O Sindicato Nacional dos Maquinistas (SMAQ) comunicou no domingo à CP que "desagrava as condições da greve" nos serviços regionais entre hoje e quinta-feira, disse à agência Lusa a porta-voz da empresa de transporte ferroviário, Ana Portela.

Segundo a mesma fonte, isso significa que, exclusivamente no caso dos serviços regionais, o SMAQ retirou a greve às duas primeiras horas de cada turno, mantendo a paralisação relativa às horas extraordinárias e aos feriados, "que já vem desde 01 de janeiro".

Ana Portela acrescentou que este desagravamento da greve "é válido para o período entre 01 e 04 de outubro", isto é até quinta-feira, mantendo-se a paralisação geral marcada para 05 de outubro, sexta-feira, pois o sindicato conserva o pré-aviso para os dias feriados.

No sábado, a situação deverá retomar a normalidade, podendo ainda ocorrer algumas perturbações durante a manhã até à regularização dos serviços.

Neste contexto, a CP recomenda aos clientes a consulta dos seus canais de contacto e informação para programação das suas deslocações, nomeadamente bilheteiras, o 'call center' ou a página na Internet.

Os maquinistas estão a fazer greve desde as 00:00 de hoje às primeiras duas horas do turno, situação que se manterá nos próximos quatro dias.
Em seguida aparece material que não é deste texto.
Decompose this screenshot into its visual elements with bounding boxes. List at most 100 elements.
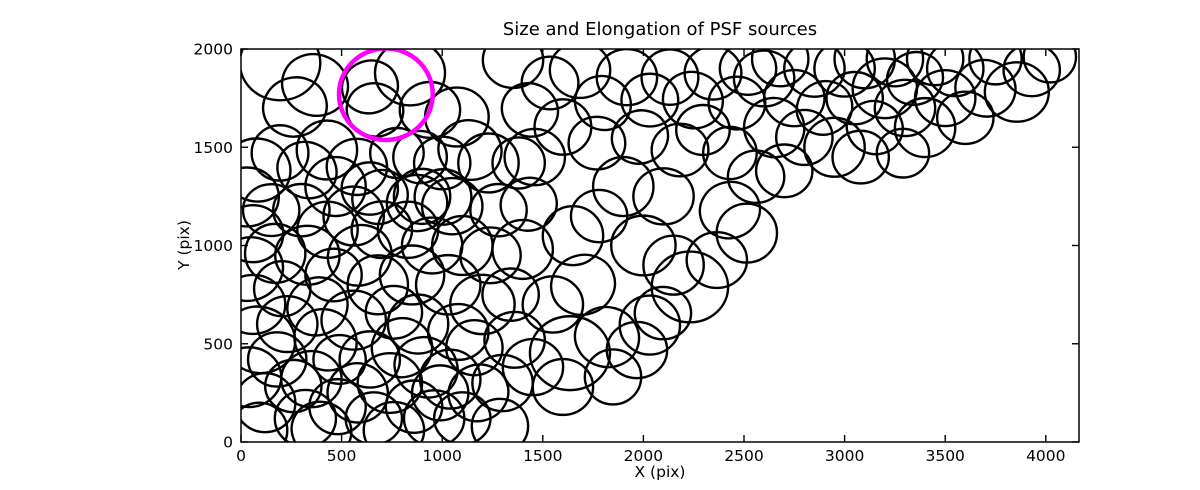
psf-source-circle	[954, 58, 1017, 118]
psf-source-circle	[293, 307, 358, 372]
psf-source-circle	[762, 68, 826, 128]
psf-source-circle	[831, 129, 891, 185]
psf-source-circle	[346, 254, 410, 316]
psf-source-circle	[913, 69, 977, 128]
psf-source-circle	[548, 49, 612, 100]
psf-source-circle	[633, 285, 693, 341]
psf-source-circle	[459, 226, 522, 285]
x-tick-label: 2000	[624, 447, 663, 465]
psf-source-circle	[754, 143, 814, 199]
psf-source-circle	[610, 214, 677, 277]
psf-source-circle	[632, 167, 695, 226]
psf-source-circle	[685, 230, 749, 290]
ticks-group	[240, 48, 1079, 443]
psf-source-circle	[241, 401, 289, 442]
psf-source-circle	[344, 391, 404, 442]
x-tick-label: 3500	[925, 447, 964, 465]
x-tick-label: 500	[327, 447, 357, 465]
psf-source-circle	[295, 119, 359, 181]
psf-source-circle	[290, 400, 353, 442]
psf-source-circle	[246, 331, 308, 388]
psf-source-circle	[445, 318, 504, 377]
psf-source-circle	[845, 99, 904, 156]
psf-source-circle	[567, 115, 627, 171]
y-tick-label: 2000	[194, 41, 233, 59]
psf-source-circle	[893, 96, 957, 159]
psf-source-circle	[413, 168, 473, 226]
psf-source-circle	[935, 90, 995, 146]
psf-source-circle	[340, 161, 400, 216]
psf-source-circle	[362, 400, 426, 442]
psf-source-circle	[701, 125, 758, 181]
psf-source-circle	[338, 330, 402, 389]
psf-source-circle	[437, 119, 503, 181]
psf-source-circle	[449, 273, 516, 336]
psf-source-circle	[271, 182, 331, 238]
psf-source-circle	[610, 109, 670, 165]
psf-source-circle	[1002, 49, 1062, 98]
psf-source-circle	[241, 182, 301, 238]
x-tick-label: 1500	[523, 447, 562, 465]
psf-source-circle	[340, 59, 400, 115]
psf-source-circle	[569, 188, 629, 244]
psf-source-circle	[718, 49, 778, 96]
psf-source-circle	[520, 55, 580, 111]
psf-source-circle	[255, 294, 319, 354]
psf-source-circle	[420, 176, 484, 236]
tick-labels-group: 0 500 1000 1500 2000 2500 3000 3500 4000 0 500 1000…	[194, 41, 1066, 466]
psf-source-circle	[414, 253, 482, 316]
x-axis-label: X (pix)	[634, 463, 686, 481]
x-tick-label: 3000	[825, 447, 864, 465]
psf-source-circle	[470, 397, 530, 442]
psf-source-circle	[469, 182, 528, 238]
psf-source-circle	[312, 333, 367, 386]
psf-source-circle	[618, 294, 682, 356]
psf-source-circle	[273, 388, 338, 442]
psf-source-circle	[521, 275, 585, 334]
psf-source-circle	[241, 49, 322, 102]
psf-source-circle	[241, 236, 285, 303]
psf-source-circle	[322, 185, 386, 247]
psf-source-circle	[373, 49, 447, 107]
x-tick-label: 4000	[1026, 447, 1065, 465]
psf-source-circle	[875, 127, 931, 179]
psf-source-circle	[925, 49, 985, 98]
psf-source-circle	[385, 173, 449, 233]
psf-source-circle	[304, 155, 367, 218]
psf-source-circle	[813, 49, 876, 98]
psf-source-circle	[426, 302, 490, 362]
y-tick-label: 0	[223, 434, 233, 452]
psf-source-circle	[241, 166, 281, 228]
psf-source-circle	[378, 244, 446, 306]
psf-source-circle	[304, 247, 363, 303]
psf-source-circle	[320, 289, 388, 351]
psf-source-circle	[356, 351, 424, 415]
psf-source-circle	[308, 377, 367, 436]
psf-source-circle	[418, 348, 482, 410]
psf-source-circle	[774, 108, 834, 167]
y-tick-label: 500	[203, 335, 233, 353]
psf-source-circle	[280, 52, 350, 117]
psf-source-circle	[620, 72, 680, 128]
psf-source-circle	[549, 253, 617, 316]
psf-source-circle	[370, 316, 434, 379]
psf-source-circle	[595, 49, 659, 107]
psf-source-circle	[528, 315, 612, 392]
psf-source-circle	[364, 284, 424, 340]
psf-source-circle	[650, 122, 710, 178]
x-tick-label: 2500	[724, 447, 763, 465]
psf-source-circle	[241, 137, 292, 203]
x-tick-label: 1000	[422, 447, 461, 465]
psf-source-circle	[750, 49, 810, 88]
psf-source-circle	[392, 167, 452, 226]
y-tick-label: 1000	[194, 237, 233, 255]
psf-source-circle	[583, 348, 643, 406]
psf-source-circle	[873, 78, 937, 138]
psf-source-circle	[865, 49, 925, 88]
psf-source-circle	[683, 49, 743, 101]
psf-source-circle	[825, 70, 885, 126]
psf-source-circle	[1022, 49, 1078, 84]
psf-source-circle	[531, 357, 595, 417]
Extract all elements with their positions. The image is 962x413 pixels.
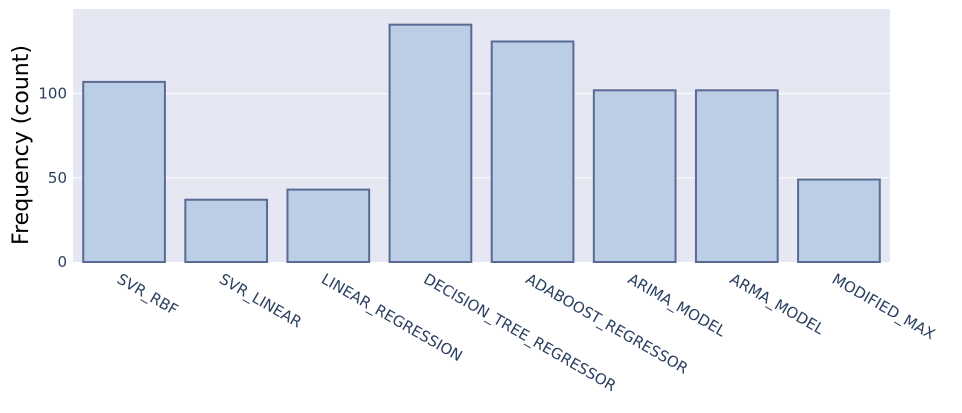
bar-svr-linear — [184, 198, 269, 263]
x-tick-label: ARIMA_MODEL — [624, 270, 729, 342]
x-tick-label: ARMA_MODEL — [726, 270, 827, 340]
bar-decision-tree-regressor — [388, 23, 473, 263]
x-tick-label: MODIFIED_MAX — [828, 270, 938, 344]
x-tick-label: DECISION_TREE_REGRESSOR — [420, 270, 619, 396]
x-tick-label: SVR_LINEAR — [216, 270, 305, 332]
bar-adaboost-regressor — [490, 40, 575, 264]
bar-modified-max — [797, 178, 881, 263]
y-tick-labels: 0 50 100 — [38, 85, 67, 271]
bar-linear-regression — [286, 188, 371, 263]
y-tick-label: 0 — [57, 253, 67, 271]
x-tick-label: ADABOOST_REGRESSOR — [522, 270, 691, 379]
y-axis-title: Frequency (count) — [9, 45, 34, 245]
x-tick-labels: SVR_RBF SVR_LINEAR LINEAR_REGRESSIONDECISI… — [114, 270, 939, 396]
x-tick-label: SVR_RBF — [114, 270, 182, 320]
y-tick-label: 50 — [48, 169, 67, 187]
bar-arima-model — [592, 89, 677, 264]
bar-svr-rbf — [82, 80, 166, 263]
bar-arma-model — [694, 89, 779, 264]
bars — [82, 23, 881, 264]
y-tick-label: 100 — [38, 85, 67, 103]
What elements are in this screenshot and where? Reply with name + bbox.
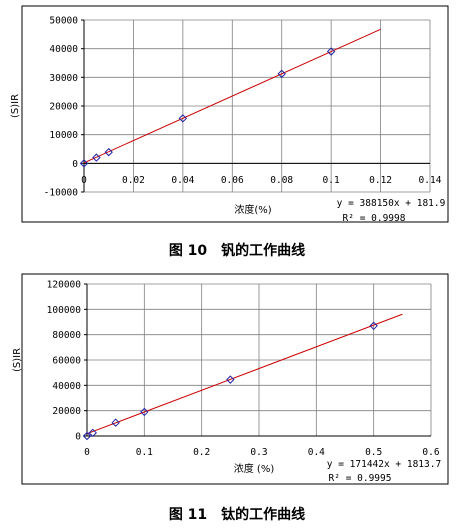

A paralisação é um protesto contra a "espoliação dos salários", disse à Lusa o presidente do Sindicato Nacional dos Maquinistas (SMAQ).

No dia 05 de Outubro, em que se comemora a Implantação da República, a greve será total contra as alterações introduzidas pela revisão ao Código do Trabalho, que contemplam uma redução de 50 por cento no valor pago por trabalho em dia feriado.

António Medeiros explicou que "o objectivo é lutar contra as medidas que anulam a contratação colectiva", realçando que "é um protesto contra a empresa e contra as medidas do Governo".

"Estão a colocar-nos numa situação de espoliação dos nossos salários, das nossas condições de vida e da nossa dignidade. Não podemos aceitar esta indignidade a que nos estão a sujeitar", declarou o dirigente sindical.